Can you ever
imagine that an oil-based industry can some day easily be replaced by a natural-gas-based
one?
In an article in the Sunday Times, Norman
Miller has stated that the conditions responsible for the mystery of the Bermuda Triangle
( which lies between the West Indies islands and the south-eastern coast of USA could
provide the answer to the worlds energy crisis. The energy source is methane gas and
there are no alien spaceships or suburbs of Atlantis here. The myth of the Bermuda
Triangle, the mysterious disappearances and strange events, has generated much interest
all over the world through the years. Charles Berlitzs book on the subject,
published in 1974, sold nearly 20 million copies in 30 languages. Ships, boats, and even
aeroplanes are all said to have disappeared in this area and all the mystery has been
attributed to extraterrestrials. But scientists now have an explanation for these
phenomena and the cause is not extraterrestrial but chemical. It goes by the name of
methane gas hydrate, which is methane (created by decomposing organic debris) that has
been entombed in an ice crystalline. Conditions are ideal for the formation of this gas in
areas of permafrost. Another area is the deep sea floor where the pressure and the
temperature are right for the creation of this gas.
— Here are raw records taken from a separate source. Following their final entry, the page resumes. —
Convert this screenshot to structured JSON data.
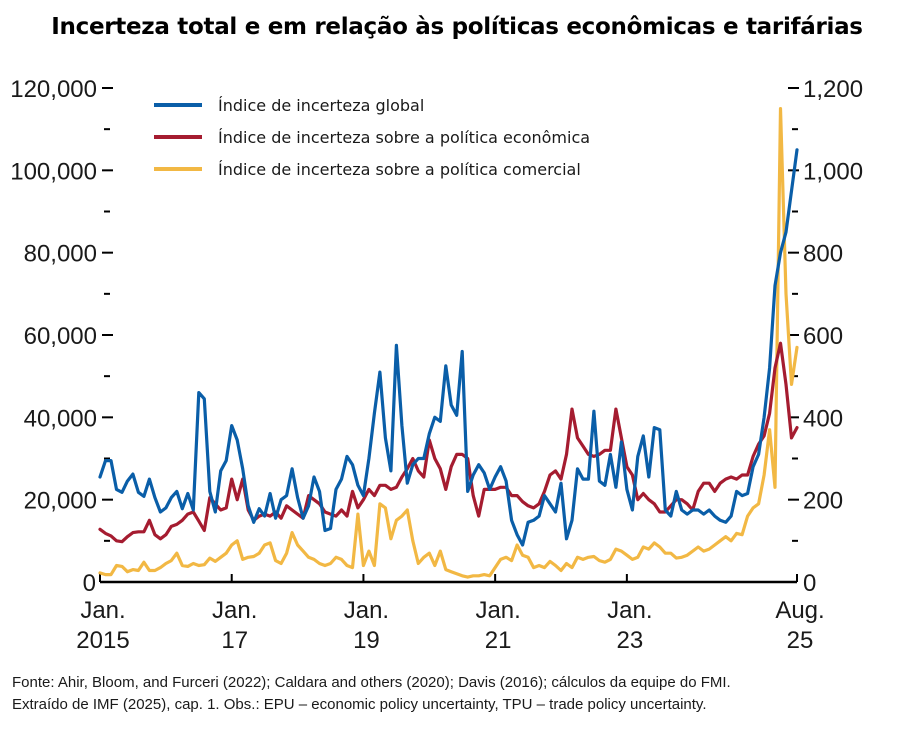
{
  "chart_data": {
    "type": "line",
    "title": "Incerteza total e em relação às políticas econômicas e tarifárias",
    "xlabel": "",
    "ylabel_left": "",
    "ylabel_right": "",
    "x_start": "2015-01",
    "x_end": "2025-08",
    "frequency": "monthly",
    "x_tick_labels": [
      {
        "month": "2015-01",
        "line1": "Jan.",
        "line2": "2015"
      },
      {
        "month": "2017-01",
        "line1": "Jan.",
        "line2": "17"
      },
      {
        "month": "2019-01",
        "line1": "Jan.",
        "line2": "19"
      },
      {
        "month": "2021-01",
        "line1": "Jan.",
        "line2": "21"
      },
      {
        "month": "2023-01",
        "line1": "Jan.",
        "line2": "23"
      },
      {
        "month": "2025-08",
        "line1": "Aug.",
        "line2": "25"
      }
    ],
    "y_left": {
      "ylim": [
        0,
        120000
      ],
      "ticks": [
        "0",
        "20,000",
        "40,000",
        "60,000",
        "80,000",
        "100,000",
        "120,000"
      ],
      "tick_values": [
        0,
        20000,
        40000,
        60000,
        80000,
        100000,
        120000
      ],
      "minor_tick_values": [
        10000,
        30000,
        50000,
        70000,
        90000,
        110000
      ]
    },
    "y_right": {
      "ylim": [
        0,
        1200
      ],
      "ticks": [
        "0",
        "200",
        "400",
        "600",
        "800",
        "1,000",
        "1,200"
      ],
      "tick_values": [
        0,
        200,
        400,
        600,
        800,
        1000,
        1200
      ],
      "minor_tick_values": [
        100,
        300,
        500,
        700,
        900,
        1100
      ]
    },
    "grid": false,
    "legend_position": "top-left",
    "series": [
      {
        "name": "Índice de incerteza global",
        "axis": "left",
        "color": "#0a5ea8",
        "values": [
          25500,
          29500,
          29500,
          22500,
          21800,
          24500,
          26200,
          21800,
          20800,
          25000,
          20500,
          17000,
          18000,
          20500,
          22000,
          17800,
          21500,
          17500,
          46000,
          44500,
          22000,
          17000,
          27000,
          29500,
          38000,
          34500,
          27500,
          18500,
          14500,
          17800,
          16000,
          21500,
          15500,
          20000,
          21000,
          27500,
          20500,
          15500,
          18500,
          25500,
          22000,
          12500,
          13000,
          22500,
          25000,
          30500,
          28500,
          23500,
          21000,
          30000,
          41000,
          51000,
          35000,
          27000,
          57500,
          38000,
          24000,
          28500,
          30000,
          30000,
          36000,
          40000,
          39000,
          52500,
          43000,
          40500,
          56000,
          22000,
          26000,
          28500,
          26500,
          22500,
          25500,
          28000,
          24500,
          15000,
          11500,
          9000,
          14500,
          15000,
          16000,
          21000,
          19000,
          17000,
          24000,
          10500,
          15000,
          27500,
          25000,
          25000,
          41500,
          24500,
          23500,
          31000,
          23000,
          34000,
          22500,
          17500,
          30500,
          35500,
          25500,
          37500,
          37000,
          17500,
          16000,
          22000,
          17500,
          16500,
          17500,
          17500,
          16500,
          17500,
          16000,
          15000,
          14500,
          16000,
          22000,
          21000,
          21500,
          28000,
          31000,
          40000,
          52000,
          72000,
          80000,
          85000,
          95000,
          105000
        ]
      },
      {
        "name": "Índice de incerteza sobre a política econômica",
        "axis": "right",
        "color": "#a51c30",
        "values": [
          128,
          118,
          112,
          100,
          98,
          110,
          120,
          122,
          122,
          150,
          115,
          105,
          115,
          135,
          140,
          150,
          165,
          170,
          148,
          125,
          205,
          190,
          175,
          180,
          250,
          200,
          250,
          175,
          150,
          160,
          165,
          160,
          170,
          155,
          185,
          175,
          165,
          155,
          210,
          200,
          190,
          170,
          165,
          160,
          175,
          160,
          220,
          180,
          200,
          225,
          210,
          235,
          235,
          225,
          230,
          255,
          275,
          300,
          270,
          255,
          345,
          300,
          275,
          225,
          280,
          310,
          310,
          300,
          210,
          160,
          225,
          225,
          225,
          230,
          230,
          210,
          210,
          195,
          185,
          180,
          190,
          220,
          260,
          270,
          250,
          310,
          420,
          350,
          330,
          310,
          305,
          310,
          320,
          320,
          420,
          350,
          280,
          260,
          200,
          215,
          200,
          190,
          170,
          170,
          185,
          200,
          200,
          190,
          175,
          220,
          240,
          240,
          220,
          240,
          250,
          255,
          250,
          260,
          260,
          305,
          335,
          355,
          410,
          520,
          580,
          480,
          350,
          375
        ]
      },
      {
        "name": "Índice de incerteza sobre a política comercial",
        "axis": "right",
        "color": "#f2b844",
        "values": [
          22,
          18,
          18,
          40,
          38,
          25,
          30,
          28,
          48,
          28,
          28,
          35,
          45,
          52,
          70,
          40,
          38,
          45,
          40,
          42,
          58,
          50,
          60,
          70,
          90,
          100,
          55,
          60,
          62,
          70,
          90,
          95,
          52,
          45,
          70,
          120,
          90,
          75,
          60,
          55,
          45,
          40,
          45,
          60,
          55,
          40,
          35,
          165,
          40,
          75,
          40,
          190,
          180,
          105,
          150,
          160,
          175,
          100,
          45,
          60,
          70,
          40,
          75,
          30,
          25,
          20,
          15,
          12,
          15,
          15,
          18,
          15,
          35,
          55,
          60,
          52,
          90,
          65,
          60,
          35,
          40,
          35,
          50,
          40,
          28,
          45,
          35,
          60,
          55,
          60,
          62,
          52,
          48,
          55,
          80,
          75,
          65,
          55,
          60,
          85,
          80,
          95,
          85,
          70,
          70,
          58,
          60,
          65,
          75,
          85,
          75,
          80,
          90,
          100,
          110,
          100,
          118,
          115,
          160,
          180,
          190,
          260,
          370,
          230,
          1150,
          700,
          480,
          570
        ]
      }
    ]
  },
  "footer": {
    "line1": "Fonte: Ahir, Bloom, and Furceri (2022); Caldara and others (2020); Davis (2016); cálculos da equipe do FMI.",
    "line2": "Extraído de IMF (2025), cap. 1. Obs.: EPU – economic policy uncertainty, TPU – trade policy uncertainty."
  }
}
It was only in 1981 that a geochemist, Richard McIver, went public
on a link between methane gas blowouts and the Bermuda Triangle myth. He stated that
massive landslides often occur along the North American continental shelf, which lies to
the north of the Bermuda Triangle. Such land slumps can occur over a large area bringing
down huge boulders which rupture the layer of gas hydrate beneath the sea floor, freeing
the gas that is trapped beneath the hydrate cap and also liberating huge
amounts of methane trapped within the hydrate itself. The moment a methane gas pocket
ruptures a vast reservoir of gas suddenly surges from the seabed, rising up in a huge
plume before erupting on the surface within seconds and without warning. A ship caught in
such a blowout would be doomed; the water beneath it would suddenly become much less
dense, sinking it in a matter of moments. The vessel would plunge into the depths, where
it would be covered as sediment disturbed by the blow out settles back on the sea floor.
In fact, planes too could fall prey to such a deadly fallout.
The US geological Survey has estimated that just two small areas
off the coasts of North and South Carolina, which are a part of the Bermuda Triangle,
contain about 70 times the quantity of gas consumed annually in USA. The sea bed and the
areas of permafrost are therefore storehouses of a great energy source. It has been
estimated that just 1% of gas hydrate is equivalent to half the present conventional gas
reserves. But the bad news is that methane is a greenhouse gas and it is vulnerable to
blowouts when drillings go wrong. It is only stable under narrow temperature and pressure
conditions and would decay due to global warming. We will have to wait and see whether it
gives us energy to burn or it burns us up instead!